ASHAY ATHALYE, ESP Teacher




Major: 6, 2, 14

College/Employer: MIT

Year of Graduation: 2020

Picture of Ashay Athalye

Brief Biographical Sketch:

Not Available.



Past Classes

  (Clicking a class title will bring you to the course's section of the corresponding course catalog)

Z13580: Public Economics Crash Course in Splash 2019 (Nov. 23 - 24, 2019)
Learn about the proper role of the government in the economy. The changing role of government and exciting current policy debates motivate the study of this field. We'll introduce a range of topics from externalities to public goods to political economy and then hone in, depending on class interest, one topic such as education or welfare programs.
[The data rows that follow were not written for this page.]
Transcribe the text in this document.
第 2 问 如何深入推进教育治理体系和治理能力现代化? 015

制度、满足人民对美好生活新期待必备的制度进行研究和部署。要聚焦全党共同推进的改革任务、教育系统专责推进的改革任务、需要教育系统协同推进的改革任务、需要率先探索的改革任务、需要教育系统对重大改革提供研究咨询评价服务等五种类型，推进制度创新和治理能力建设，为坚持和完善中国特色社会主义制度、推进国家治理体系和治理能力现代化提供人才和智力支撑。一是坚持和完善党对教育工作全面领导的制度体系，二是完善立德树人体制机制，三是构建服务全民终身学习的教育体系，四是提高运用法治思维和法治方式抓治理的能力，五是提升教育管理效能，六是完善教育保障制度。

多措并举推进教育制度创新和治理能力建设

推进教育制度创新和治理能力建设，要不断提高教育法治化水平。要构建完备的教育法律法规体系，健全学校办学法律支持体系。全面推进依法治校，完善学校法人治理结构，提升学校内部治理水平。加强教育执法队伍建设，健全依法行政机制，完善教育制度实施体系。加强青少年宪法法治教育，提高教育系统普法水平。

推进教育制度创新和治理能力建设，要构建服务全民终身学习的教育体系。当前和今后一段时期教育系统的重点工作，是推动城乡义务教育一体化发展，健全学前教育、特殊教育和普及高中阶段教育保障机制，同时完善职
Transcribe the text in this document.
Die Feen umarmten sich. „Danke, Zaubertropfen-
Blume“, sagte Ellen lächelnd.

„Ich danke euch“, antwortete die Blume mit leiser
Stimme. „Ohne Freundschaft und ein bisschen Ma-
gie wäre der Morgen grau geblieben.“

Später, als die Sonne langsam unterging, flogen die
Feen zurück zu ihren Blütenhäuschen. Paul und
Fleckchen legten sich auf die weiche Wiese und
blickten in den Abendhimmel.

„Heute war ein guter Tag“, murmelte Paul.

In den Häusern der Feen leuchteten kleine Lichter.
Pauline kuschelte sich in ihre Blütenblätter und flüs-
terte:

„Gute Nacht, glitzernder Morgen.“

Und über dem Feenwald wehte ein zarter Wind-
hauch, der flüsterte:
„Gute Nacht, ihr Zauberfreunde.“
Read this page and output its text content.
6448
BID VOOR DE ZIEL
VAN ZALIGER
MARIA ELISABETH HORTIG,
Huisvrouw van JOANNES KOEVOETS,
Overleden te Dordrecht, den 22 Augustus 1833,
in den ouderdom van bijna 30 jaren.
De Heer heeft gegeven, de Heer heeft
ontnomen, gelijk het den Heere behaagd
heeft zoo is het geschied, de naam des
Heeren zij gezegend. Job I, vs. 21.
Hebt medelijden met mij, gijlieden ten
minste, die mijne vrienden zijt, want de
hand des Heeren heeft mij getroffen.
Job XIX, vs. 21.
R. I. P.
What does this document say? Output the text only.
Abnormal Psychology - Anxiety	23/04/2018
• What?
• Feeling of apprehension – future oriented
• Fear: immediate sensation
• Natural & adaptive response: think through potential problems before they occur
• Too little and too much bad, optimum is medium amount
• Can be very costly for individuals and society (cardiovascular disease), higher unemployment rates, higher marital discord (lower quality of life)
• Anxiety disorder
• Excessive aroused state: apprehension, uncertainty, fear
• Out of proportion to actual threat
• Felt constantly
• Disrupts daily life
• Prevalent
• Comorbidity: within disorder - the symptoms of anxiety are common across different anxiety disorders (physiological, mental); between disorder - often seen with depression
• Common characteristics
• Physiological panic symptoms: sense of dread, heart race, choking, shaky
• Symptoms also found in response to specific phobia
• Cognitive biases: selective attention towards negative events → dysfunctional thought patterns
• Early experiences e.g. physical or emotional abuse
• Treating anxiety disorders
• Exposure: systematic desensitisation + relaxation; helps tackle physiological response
E13603: Probabilistic Inference and Bayesian Filters in Splash 2019 (Nov. 23 - 24, 2019)
Sensors are noisy. The world is full of data and events that we want to measure and track, but we cannot rely on sensors to give us perfect information. My kitchen scale gives me different readings if I weigh the same object twice. In simple cases the solution is obvious. If my scale gives slightly different readings I can just take a few readings and average them. Or I can get a more accurate scale. But what happens if the sensor is very noisy, or if data collection is difficult? We may be trying to track the movement of an aircraft or may want to create an autopilot for a self-driving car, both of which require using a lot of information from sensors. This class will be an introduction to how to solve these sorts of filtering problems - where we make sense of the noisy data in a smart way. We'll start with an introduction to probability and then derive the intuition behind how inference works. We'll then derive the basics behind Kalman and Bayesian filters to understand how they blend our noisy and limited knowledge of how a system behaves with the noisy and limited sensor readings to produce the best possible estimate of the state of a system. You'll learn the basics of how planes, self-driving cars, drones, and other systems localize themselves!